Oettinger's services report that they have requested the natural gas industry associations (Eurogas and GIE) to establish a list of experts for the purpose of establishing a monitoring mission.
However, Oettinger insists that Europe must not be taken hostage in this dispute. "This is an issue between Belarus and Russia," the document insists.
A similar situation occurred over the January 2009 Ukrainian crisis, whereas Brussels did not take sides or place blame on either side.
In the meantime, Poland obtained EU support for expanding its gas storage capacity by 60%, the press reported.
A Gazprom communique says that its partner in Belarus who owes the Russian monopolist the money is Beltransgaz, a company owned 50% by Gazprom itself. "But this does not cancel the commercial basis of relations between the two companies," the statement adds.
Gazprom also explains that it rejected repayment in kind, as proposed by Kiev (see EurActiv 23/06/10), because this was against business practices.

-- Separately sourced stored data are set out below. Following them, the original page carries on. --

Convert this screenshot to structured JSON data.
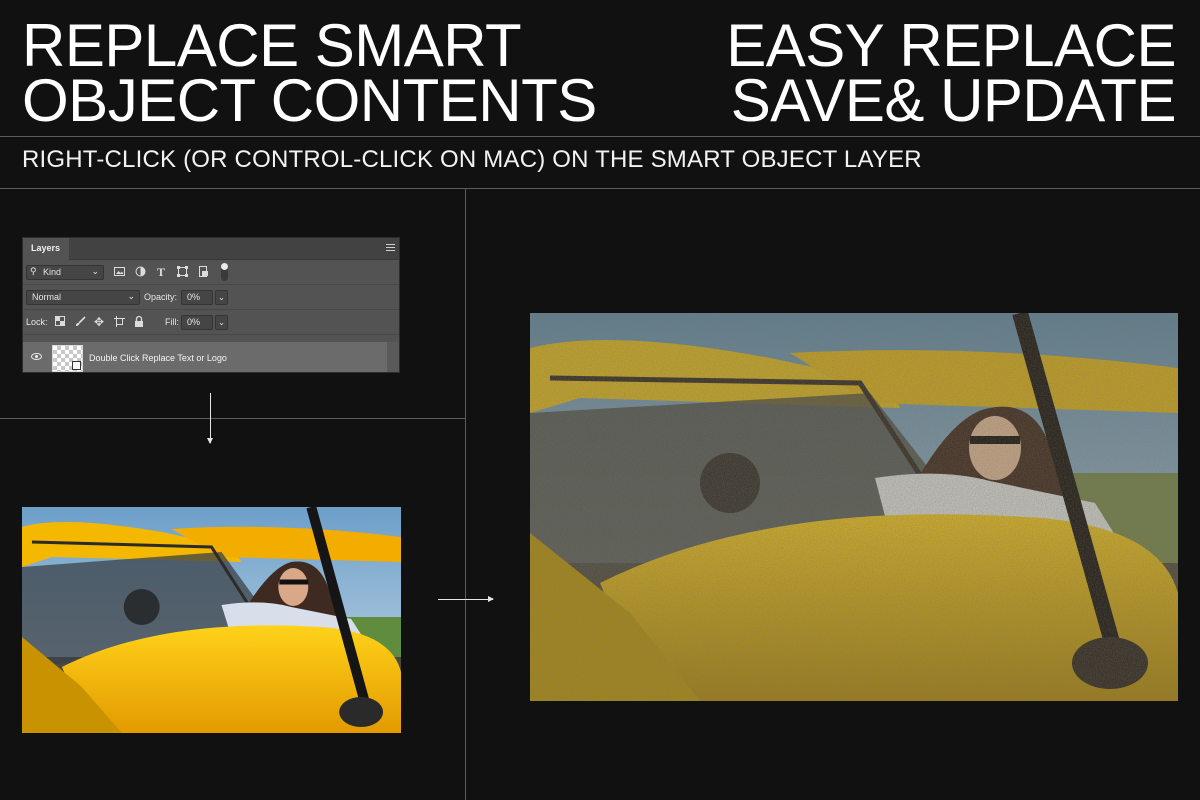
{
  "headline_left": {
    "line1": "REPLACE SMART",
    "line2": "OBJECT CONTENTS"
  },
  "headline_right": {
    "line1": "EASY REPLACE",
    "line2": "SAVE& UPDATE"
  },
  "instruction": "RIGHT-CLICK (OR CONTROL-CLICK ON MAC) ON THE SMART OBJECT LAYER",
  "layers_panel": {
    "tab_label": "Layers",
    "filter_kind": "Kind",
    "blend_mode": "Normal",
    "opacity_label": "Opacity:",
    "opacity_value": "0%",
    "lock_label": "Lock:",
    "fill_label": "Fill:",
    "fill_value": "0%",
    "layer_name": "Double Click Replace Text or Logo"
  },
  "colors": {
    "background": "#111111",
    "rule": "#5c5c5c",
    "panel": "#535353",
    "plane_yellow": "#f2b705",
    "sky": "#7da9cc"
  },
  "icons": [
    "search-icon",
    "image-filter-icon",
    "adjustment-filter-icon",
    "type-filter-icon",
    "shape-filter-icon",
    "smart-object-filter-icon",
    "filter-toggle-icon",
    "panel-menu-icon",
    "eye-icon",
    "lock-transparent-icon",
    "lock-paint-icon",
    "lock-move-icon",
    "lock-artboard-icon",
    "lock-all-icon",
    "arrow-down-icon",
    "arrow-right-icon"
  ]
}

Asked why Gazprom would not cancel Belarus's debt, as Gazprom owes the country a similar amount in transit fees, the monopolist answered in a more obscure manner:
"Without going into the details of the contract, the fact is that not only the money issues have to be settled (i.e. the sums nearly cancelling each other out), but that the parties should also have the same understanding of the amount of services provided for that money. Furthermore, the relevant Acts of Acceptance need to be signed," Gazprom stated.